Netanyahu’s latest electoral gamble may backfire

Israel's Prime Minister Benjamin Netanyahu is pictured during a news conference at his office in Jerusalem Dec 2. -Reuters
Israel’s Prime Minister Benjamin Netanyahu is pictured during a news conference at his office in Jerusalem Dec 2. -Reuters

By:Jonathan Eyal

The date has been set for Israel’s fourth general election in a decade: March 17, 2015. Prime Minister Benjamin Netanyahu claims the ballot will be about principles, about the “very survival of Israel in its current shape”; in fact, the upcoming election is merely a referendum on his continued rule.

And while all opinion polls currently project Mr Netanyahu’s centre-right Likud party is likely to come first in the ballots, thereby allowing the Prime Minister a rare historic opportunity of forming his fourth administration, the Israeli electorate is notoriously fickle. This may turn out to be one gamble too many for the man who has dominated Israel’s politics over the past two decades.

Mr Netanyahu has been squabbling for months with his centre-left coalition partners over a proposal to enact a fundamental new law declaring Israel the “nation-state of the Jewish people”. The premier insisted his bill is essential to defending Israel’s future. But Mr Yair Lapid, the finance minister and leader of the centrist Yesh Atid party, and Mrs Tzipi Livni, the justice minister who heads the left-leaning Hatnua party, dismissed the proposed legislation as merely a “manifestation of the Prime Minister’s extremism”.

In fact, the debate about Israel’s “Jewish national identity” is irrelevant. Current Israeli law already promotes the Jewish faith and institutions; Jewish religious anniversaries are treated as official national holidays. More importantly, under its so-called Law Of Return, Israel grants an automatic right of citizenship to any Jew, anywhere in the world. In short, Mr Netanyahu’s claim that Israel needs fresh legislation to defend its Jewish character is a classic example of a solution, in search of a problem.
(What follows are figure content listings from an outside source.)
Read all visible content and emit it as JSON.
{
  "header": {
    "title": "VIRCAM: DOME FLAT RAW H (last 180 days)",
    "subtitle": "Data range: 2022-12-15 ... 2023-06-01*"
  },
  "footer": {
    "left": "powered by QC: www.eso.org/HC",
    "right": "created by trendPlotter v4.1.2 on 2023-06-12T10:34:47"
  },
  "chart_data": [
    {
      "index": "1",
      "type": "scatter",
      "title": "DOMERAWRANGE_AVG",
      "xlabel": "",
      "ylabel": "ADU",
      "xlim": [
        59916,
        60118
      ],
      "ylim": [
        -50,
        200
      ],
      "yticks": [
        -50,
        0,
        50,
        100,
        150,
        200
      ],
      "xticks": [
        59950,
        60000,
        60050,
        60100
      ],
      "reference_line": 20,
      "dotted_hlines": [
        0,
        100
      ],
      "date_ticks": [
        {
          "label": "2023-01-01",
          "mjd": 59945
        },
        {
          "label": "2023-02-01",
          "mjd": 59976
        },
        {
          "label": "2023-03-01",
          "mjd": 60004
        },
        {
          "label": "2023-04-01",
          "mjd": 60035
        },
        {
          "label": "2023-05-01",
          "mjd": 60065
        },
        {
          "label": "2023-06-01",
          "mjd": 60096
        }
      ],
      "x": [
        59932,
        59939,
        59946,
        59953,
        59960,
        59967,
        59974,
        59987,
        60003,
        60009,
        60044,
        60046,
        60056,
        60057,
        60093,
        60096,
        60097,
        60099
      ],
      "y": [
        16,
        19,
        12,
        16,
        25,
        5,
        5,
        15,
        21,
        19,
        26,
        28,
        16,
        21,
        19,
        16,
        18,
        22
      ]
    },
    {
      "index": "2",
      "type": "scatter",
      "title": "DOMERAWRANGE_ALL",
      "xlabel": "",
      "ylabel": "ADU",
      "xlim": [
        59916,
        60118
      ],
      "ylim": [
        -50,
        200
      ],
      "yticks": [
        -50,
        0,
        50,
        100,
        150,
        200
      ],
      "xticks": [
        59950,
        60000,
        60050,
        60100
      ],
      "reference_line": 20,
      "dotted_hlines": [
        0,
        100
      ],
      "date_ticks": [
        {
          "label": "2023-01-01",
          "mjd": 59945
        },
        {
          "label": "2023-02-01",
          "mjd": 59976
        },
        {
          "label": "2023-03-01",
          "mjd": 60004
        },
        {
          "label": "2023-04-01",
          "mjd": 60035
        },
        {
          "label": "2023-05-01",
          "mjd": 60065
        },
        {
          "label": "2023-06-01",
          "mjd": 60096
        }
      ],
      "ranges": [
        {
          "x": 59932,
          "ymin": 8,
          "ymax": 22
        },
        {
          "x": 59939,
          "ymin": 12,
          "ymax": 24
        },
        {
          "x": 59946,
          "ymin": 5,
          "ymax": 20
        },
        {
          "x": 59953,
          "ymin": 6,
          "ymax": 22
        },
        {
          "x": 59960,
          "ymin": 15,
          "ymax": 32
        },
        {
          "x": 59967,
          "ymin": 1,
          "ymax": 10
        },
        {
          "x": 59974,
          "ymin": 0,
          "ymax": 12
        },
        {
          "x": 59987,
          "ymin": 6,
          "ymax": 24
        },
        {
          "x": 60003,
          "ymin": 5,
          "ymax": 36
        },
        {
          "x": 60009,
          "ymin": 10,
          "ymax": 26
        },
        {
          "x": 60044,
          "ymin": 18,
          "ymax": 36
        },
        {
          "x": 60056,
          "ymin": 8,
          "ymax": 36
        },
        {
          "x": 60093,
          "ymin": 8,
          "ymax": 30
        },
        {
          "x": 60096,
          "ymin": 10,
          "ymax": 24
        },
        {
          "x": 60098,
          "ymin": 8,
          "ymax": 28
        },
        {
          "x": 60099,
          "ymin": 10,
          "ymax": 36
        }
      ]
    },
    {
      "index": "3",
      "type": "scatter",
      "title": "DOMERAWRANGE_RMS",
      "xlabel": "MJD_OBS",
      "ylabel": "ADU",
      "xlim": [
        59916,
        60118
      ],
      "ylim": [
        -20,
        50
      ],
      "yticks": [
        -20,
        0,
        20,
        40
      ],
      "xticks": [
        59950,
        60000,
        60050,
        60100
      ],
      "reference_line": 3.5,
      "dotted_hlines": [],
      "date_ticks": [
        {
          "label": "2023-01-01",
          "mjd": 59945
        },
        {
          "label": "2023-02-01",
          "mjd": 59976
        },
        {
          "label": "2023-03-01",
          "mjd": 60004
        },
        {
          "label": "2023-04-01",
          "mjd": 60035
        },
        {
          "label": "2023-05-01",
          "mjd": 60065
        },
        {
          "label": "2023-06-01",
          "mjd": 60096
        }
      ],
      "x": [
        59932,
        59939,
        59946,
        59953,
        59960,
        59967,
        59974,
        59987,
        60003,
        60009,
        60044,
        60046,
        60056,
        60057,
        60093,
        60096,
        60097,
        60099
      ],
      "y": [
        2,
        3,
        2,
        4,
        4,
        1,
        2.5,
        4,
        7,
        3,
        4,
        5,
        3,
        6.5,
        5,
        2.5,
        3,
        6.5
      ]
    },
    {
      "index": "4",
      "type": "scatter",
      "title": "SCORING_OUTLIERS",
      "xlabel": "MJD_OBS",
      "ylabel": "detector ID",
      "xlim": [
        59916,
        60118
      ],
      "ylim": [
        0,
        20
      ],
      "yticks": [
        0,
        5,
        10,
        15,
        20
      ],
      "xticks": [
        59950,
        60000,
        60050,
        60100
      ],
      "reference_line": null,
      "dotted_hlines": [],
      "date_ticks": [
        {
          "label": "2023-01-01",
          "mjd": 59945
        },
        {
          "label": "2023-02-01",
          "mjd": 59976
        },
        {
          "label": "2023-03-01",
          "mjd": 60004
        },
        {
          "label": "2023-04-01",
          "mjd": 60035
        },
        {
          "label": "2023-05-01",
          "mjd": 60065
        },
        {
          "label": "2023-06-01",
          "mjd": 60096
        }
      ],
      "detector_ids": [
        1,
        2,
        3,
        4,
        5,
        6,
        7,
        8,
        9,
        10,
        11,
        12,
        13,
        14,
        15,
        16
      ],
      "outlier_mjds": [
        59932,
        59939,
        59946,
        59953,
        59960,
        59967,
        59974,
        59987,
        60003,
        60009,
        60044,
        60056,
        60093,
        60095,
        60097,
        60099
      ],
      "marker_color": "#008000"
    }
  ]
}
Still, Mr Netanyahu used his controversial law to break up the government. One reason for his decision is that the Israeli Prime Minister never liked his current Cabinet: Traditionally, Mr Netanyahu’s Likud party prefers to rule together with a string of small religious parties but, since the 2013 ballots were inconclusive, Mr Netanyahu was forced into a different kind of coalition arrangement.

By bringing down the government with a dispute over the Jewish character of the state, Mr Netanyahu not only diverts the debate away from bread-and-butter issues, but also makes a direct pitch for the support of the religious parties. Current projections indicate Mr Netanyahu and his religious allies could gain 65 out of the 120 seats in the Knesset, Israel’s Parliament.

And, by opting for an early election, Mr Netanyahu may also be aiming to influence Israel’s vital strategic link with the United States. If he gets a fresh mandate, Mr Netanyahu will be able to present himself to the US presidential contenders as the only Israeli leader with whom they would have to deal should they gain the White House.

However, there are plenty of factors which can still upset Mr Netanyahu’s electoral gamble. Opinion polls released after the government’s collapse indicated that more than two-thirds of Israeli voters blame him for the early election, which most of the electorate dismisses as a waste of time and resources. That’s not a good omen for Mr Netanyahu’s Likud.

Three months of arduous campaigning add to the unpredictability. Over the past 25 years, four Israeli elections were fought at a time when Israelis felt insecure, and in three of them the sitting prime ministers lost.

Finally, there is the question of Mr Moshe Kahlon, a government rebel who has just launched his own party, focusing on social issues and particularly on the growing poverty divide among Jewish voters. “Our economy is like a circus; the exploitation of distressed workers and the social disparities must not continue,” he said yesterday.

Mr Kahlon’s populist appeal appears to be working, with polls already indicating he can win anything between six and 16 parliamentary seats, thereby upsetting Mr Netanyahu’s calculations.

The Prime Minister is still the man to beat in the election. But Mr Netanyahu is far from being unbeatable.